Posted by: stan | June 29, 2008 11:14 PM
Wowbagger: "Yeah, and he's an expert in goalpost-shifting. At first he was just asking for evidence of beneficial mutations"
never have I said that. by the way -- please show me one of these mystical duplications that lead to a new structure or part of a structure.....science, please -- not evo-dreaming bullcrap.
Posted by: stan | June 29, 2008 11:16 PM
stan: "Heck...got any controlled scientific studies/experiments proving natural selection's ability to adapt an animal population genetically?"
Kel: "Why yes we do. http://news.nationalgeographic.com/news/2008/04/080421-lizard-evolution.html"
nice try, numbnuts; no mutation...no genetic change. Try again, losers.
Posted by: stan | June 29, 2008 11:18 PM
Patricia, #78
I'll bear that in mind. It's not an expression I use other than when I'm projecting my inner fundy asshat.
Unfortunately, the nature of such insults means that there isn't really a substitute that isn't going to offend someone - e.g. Schwarzenegger's 'economic girly men' comment was seen as misogynistic, which i don't think was what he intended.
Maybe 'wusses' will suffice - though I don't like the sound of it as much.
Posted by: Wowbagger | June 29, 2008 11:19 PM
Hold it, you're saying that the addition of a new structure, the cecal valve, and the modified shape/musculature of the head is not a mutation?
Posted by: pcarini | June 29, 2008 11:22 PM
Posted by: mona | June 29, 2008 11:23 PM
show me the dang science, geez. Show me natural selection's ability to adapt a population of animals genetically. Also, show me an observed mutation -- science, of course (no fairytales) -- that adds a new non-duplicated STRUCTURE or part of a structure. (you people DO believe we evolved structurally from a bacteria via changes in genes, do you not?)....so show me even ONE stupid mutation that does so, freaks..it's not that hard.

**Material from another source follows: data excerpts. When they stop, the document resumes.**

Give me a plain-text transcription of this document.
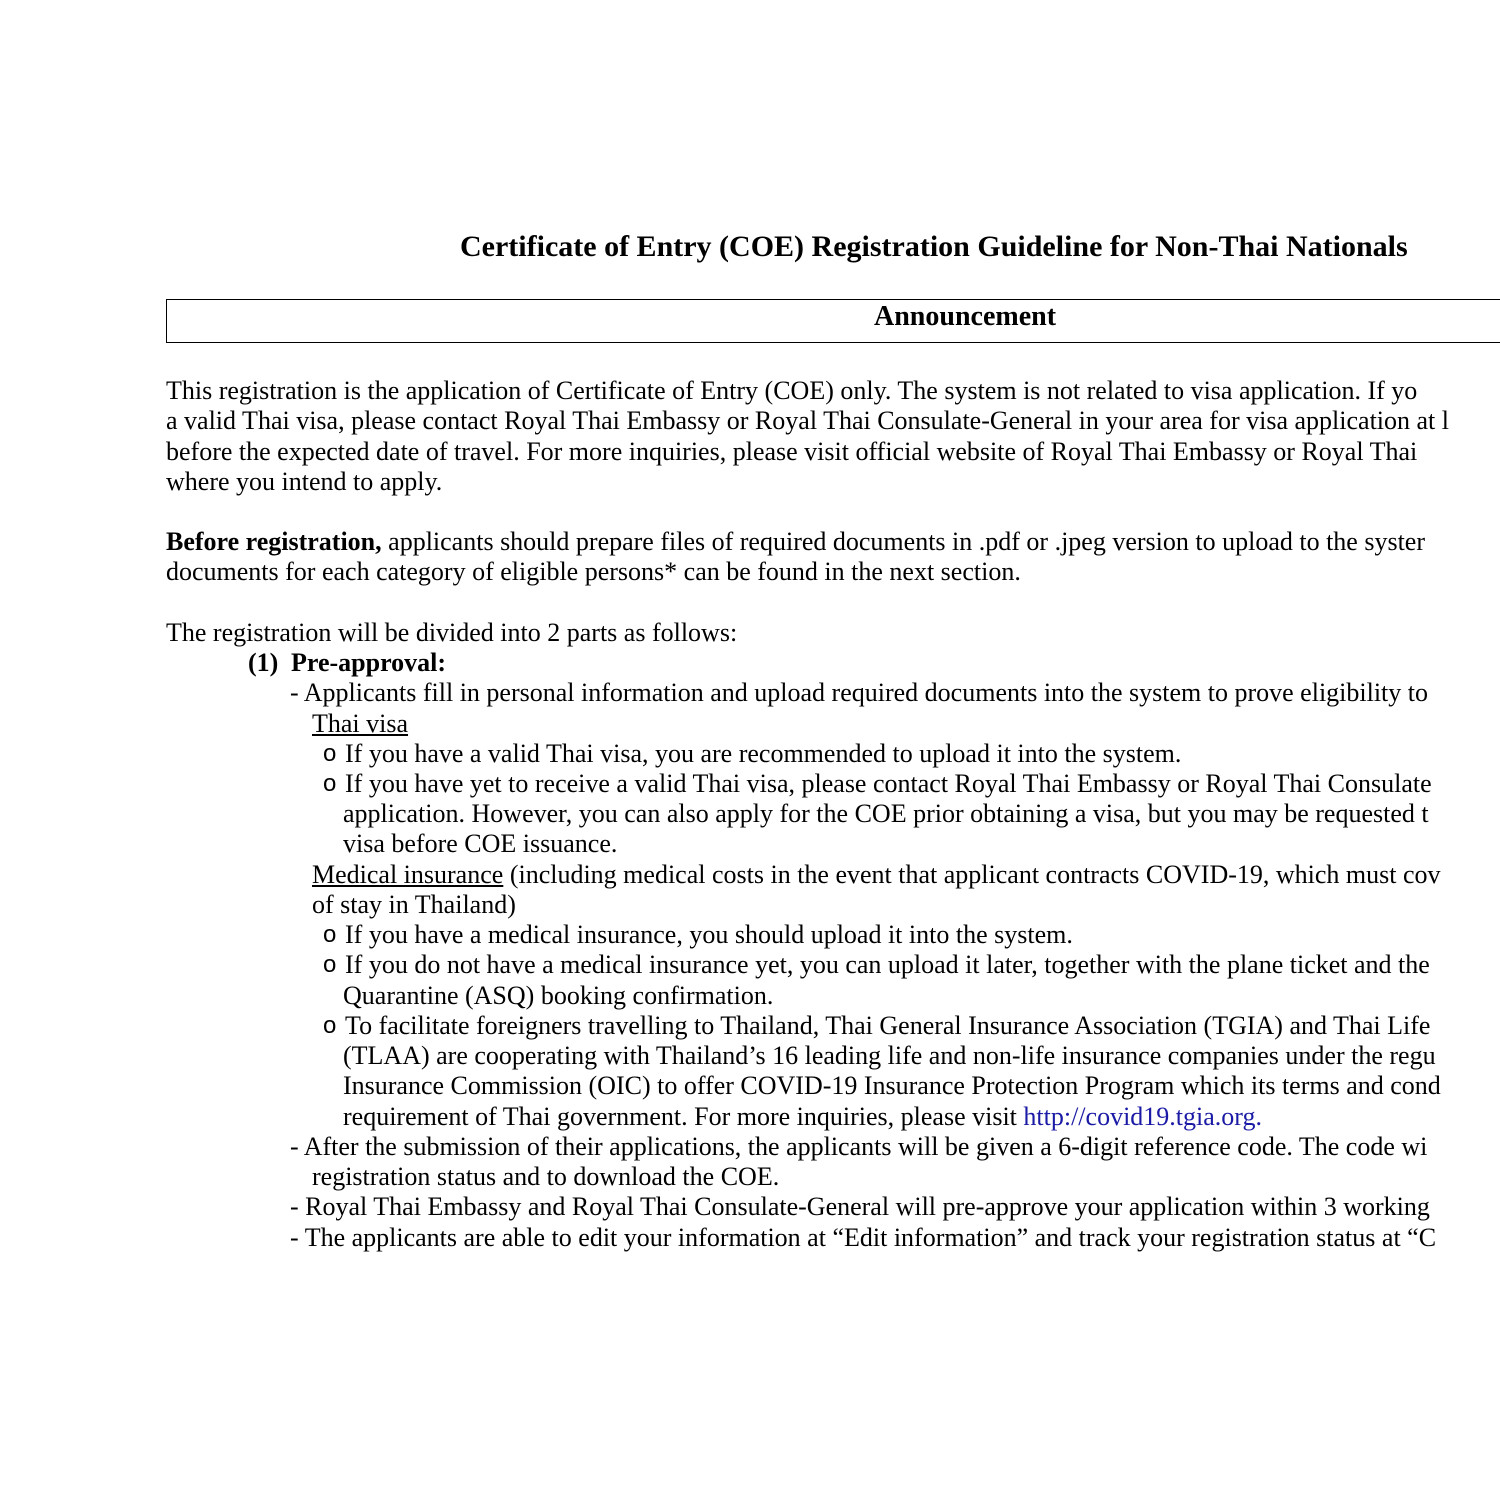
Certificate of Entry (COE) Registration Guideline for Non-Thai Nationals
Announcement
This registration is the application of Certificate of Entry (COE) only. The system is not related to visa application. If yo
a valid Thai visa, please contact Royal Thai Embassy or Royal Thai Consulate-General in your area for visa application at l
before the expected date of travel. For more inquiries, please visit official website of Royal Thai Embassy or Royal Thai
where you intend to apply.
Before registration, applicants should prepare files of required documents in .pdf or .jpeg version to upload to the syster
documents for each category of eligible persons* can be found in the next section.
The registration will be divided into 2 parts as follows:
(1) Pre-approval:
- Applicants fill in personal information and upload required documents into the system to prove eligibility to
Thai visa
o If you have a valid Thai visa, you are recommended to upload it into the system.
o If you have yet to receive a valid Thai visa, please contact Royal Thai Embassy or Royal Thai Consulate
application. However, you can also apply for the COE prior obtaining a visa, but you may be requested t
visa before COE issuance.
Medical insurance (including medical costs in the event that applicant contracts COVID-19, which must cov
of stay in Thailand)
o If you have a medical insurance, you should upload it into the system.
o If you do not have a medical insurance yet, you can upload it later, together with the plane ticket and the
Quarantine (ASQ) booking confirmation.
o To facilitate foreigners travelling to Thailand, Thai General Insurance Association (TGIA) and Thai Life
(TLAA) are cooperating with Thailand’s 16 leading life and non-life insurance companies under the regu
Insurance Commission (OIC) to offer COVID-19 Insurance Protection Program which its terms and cond
requirement of Thai government. For more inquiries, please visit http://covid19.tgia.org.
- After the submission of their applications, the applicants will be given a 6-digit reference code. The code wi
registration status and to download the COE.
- Royal Thai Embassy and Royal Thai Consulate-General will pre-approve your application within 3 working
- The applicants are able to edit your information at “Edit information” and track your registration status at “C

And I guess nobody's even trying to present a common ancestor, as those entities are about as scientific as God and his magic.
Posted by: stanny | June 29, 2008 11:25 PM
So which Doctor Who episode is that clip from? I haven't seen it yet - but I think SciFi is a week or two behind BBC America (not to mention the original Beeb itself), which I don't have access to. We just had the decond half of the two-parter about the library.
Oh well, now I know I've got something extra super-cool to watch out for.
And I'm not a bit surprised to see the Dawkins "interview." He's probably the most famous living British scientist.
Posted by: themadlolscientist | June 29, 2008 11:25 PM
I said, he's so not related to me. Really.
After the whole "son of God" thing came up, I started having people talk with my parents — you know, the human beings who raised me — and my mom gives them the Look.
"Believe me, there was nothing miraculous about his conception or birth. No, there was no angel of annunciation. No, there were no wise men or kings. No, there was no miraculous star. Yes, I'm sure his father was human — this man [and she points at my father]; I knew how to calculate missed periods. Besides, that giant stinking fart doesn't have a penis."
Posted by: Jesus, called Christ | June 29, 2008 11:26 PM
Pcarini, #84, wrote:
No, he's saying it's still a lizard. Anything short of that isn't (apparently) going to meet his definition of 'new structure', 'mutation' or 'genetic change'.
Posted by: Wowbagger | June 29, 2008 11:28 PM
Seeing RD on Dr. Who is as much fun as this wonderful music video about automating the pipetting process. Makes me want to buy one. http://www.eppendorf.com/int/hawkpopup.php?contentid=13
I reference Amanda at http://skepchick.org/blog/ for providing the link. Enjoy it.
Posted by: Hal in Howell MI (not far from Hell, MI) | June 29, 2008 11:29 PM
pcarini: "Hold it, you're saying that the addition of a new structure, the cecal valve, and the modified shape/musculature of the head is not a mutation?"
link? show me the observed mutation...(this is not merely a re-expression, is it?)